The remediation is not to patch the c2rust output; it is to pin perl5-upstream/ to v5.42.2 and re-run the transpile pipeline.

Until that is done, the p5 runtime is — strictly speaking — “perl5 next” rather than “perl5 5.42 stable”. For most user code this is invisible; for the corner cases above, behavior matches blead, not 5.42.

pp runtime#

The pp runtime (pperl --pp) uses its own native parser (src/parser/lexer.rs). It does not enforce any cap at all — the identifier scanner loops over identifier characters without a length bound. Names of arbitrary length (10 000 bytes and beyond) are silently accepted.

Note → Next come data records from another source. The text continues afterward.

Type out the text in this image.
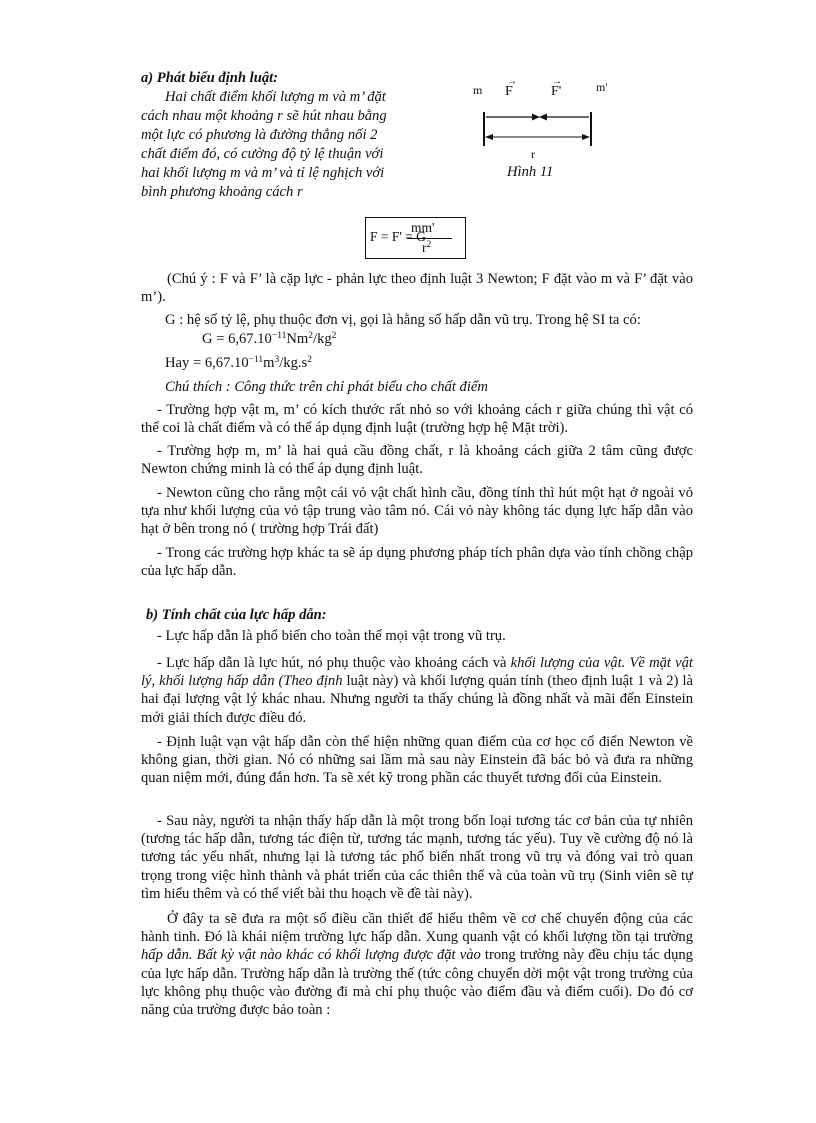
a) Phát biểu định luật:
Hai chất điểm khối lượng m và m’ đặt
cách nhau một khoảng r sẽ hút nhau bằng
một lực có phương là đường thẳng nối 2
chất điểm đó, có cường độ tỷ lệ thuận với
hai khối lượng m và m’ và tỉ lệ nghịch với
bình phương khoảng cách r
m	m'
→
F
→
F'
r
Hình 11
F = F' = G
mm'
$r^2$
(Chú ý : F và F’ là cặp lực - phản lực theo định luật 3 Newton; F đặt vào m và F’ đặt vào m’).
G : hệ số tỷ lệ, phụ thuộc đơn vị, gọi là hằng số hấp dẫn vũ trụ. Trong hệ SI ta có:
$G = 6,67.10^{-11}Nm^2/kg^2$
Hay = $6,67.10^{-11}m^3/kg.s^2$
Chú thích : Công thức trên chỉ phát biểu cho chất điểm
- Trường hợp vật m, m’ có kích thước rất nhỏ so với khoảng cách r giữa chúng thì vật có thể coi là chất điểm và có thể áp dụng định luật (trường hợp hệ Mặt trời).
- Trường hợp m, m’ là hai quả cầu đồng chất, r là khoảng cách giữa 2 tâm cũng được Newton chứng minh là có thể áp dụng định luật.
- Newton cũng cho rằng một cái vỏ vật chất hình cầu, đồng tính thì hút một hạt ở ngoài vỏ tựa như khối lượng của vỏ tập trung vào tâm nó. Cái vỏ này không tác dụng lực hấp dẫn vào hạt ở bên trong nó ( trường hợp Trái đất)
- Trong các trường hợp khác ta sẽ áp dụng phương pháp tích phân dựa vào tính chồng chập của lực hấp dẫn.
b) Tính chất của lực hấp dẫn:
- Lực hấp dẫn là phổ biến cho toàn thể mọi vật trong vũ trụ.
- Lực hấp dẫn là lực hút, nó phụ thuộc vào khoảng cách và khối lượng của vật. Về mặt vật lý, khối lượng hấp dẫn (Theo định luật này) và khối lượng quán tính (theo định luật 1 và 2) là hai đại lượng vật lý khác nhau. Nhưng người ta thấy chúng là đồng nhất và mãi đến Einstein mới giải thích được điều đó.
- Định luật vạn vật hấp dẫn còn thể hiện những quan điểm của cơ học cổ điển Newton về không gian, thời gian. Nó có những sai lầm mà sau này Einstein đã bác bỏ và đưa ra những quan niệm mới, đúng đắn hơn. Ta sẽ xét kỹ trong phần các thuyết tương đối của Einstein.
- Sau này, người ta nhận thấy hấp dẫn là một trong bốn loại tương tác cơ bản của tự nhiên (tương tác hấp dẫn, tương tác điện từ, tương tác mạnh, tương tác yếu). Tuy về cường độ nó là tương tác yếu nhất, nhưng lại là tương tác phổ biến nhất trong vũ trụ và đóng vai trò quan trọng trong việc hình thành và phát triển của các thiên thể và của toàn vũ trụ (Sinh viên sẽ tự tìm hiểu thêm và có thể viết bài thu hoạch về đề tài này).
Ở đây ta sẽ đưa ra một số điều cần thiết để hiểu thêm về cơ chế chuyển động của các hành tinh. Đó là khái niệm trường lực hấp dẫn. Xung quanh vật có khối lượng tồn tại trường hấp dẫn. Bất kỳ vật nào khác có khối lượng được đặt vào trong trường này đều chịu tác dụng của lực hấp dẫn. Trường hấp dẫn là trường thế (tức công chuyển dời một vật trong trường của lực không phụ thuộc vào đường đi mà chỉ phụ thuộc vào điểm đầu và điểm cuối). Do đó cơ năng của trường được bảo toàn :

This is a deliberate divergence. The pp runtime is not bound to upstream perl5’s byte-for-byte conformance; where pp behaves better than upstream — and “no arbitrary 251-byte ceiling” is arguably better — the project keeps that improvement. Note that upstream blead is itself moving in the same direction (the 256→1024 buffer raise), which suggests this concern is widely shared.

Tests#

The conformance tests covering this errata live in:

  • t/01-parsing/090-identifier-length-ascii.t

  • t/01-parsing/091-identifier-length-utf8.t

They probe the boundary at 251 bytes (ASCII and 2/3/4-byte UTF-8) and at the upstream-blead secondary cutoff near 1024 bytes, plus pp-runtime-relevant lengths up to 10 000 bytes. Each subtest encodes a perl5 5.42 expectation; pperl currently fails subsets of the suite as documented above. The failing subtests are the operational tracking record for this errata entry.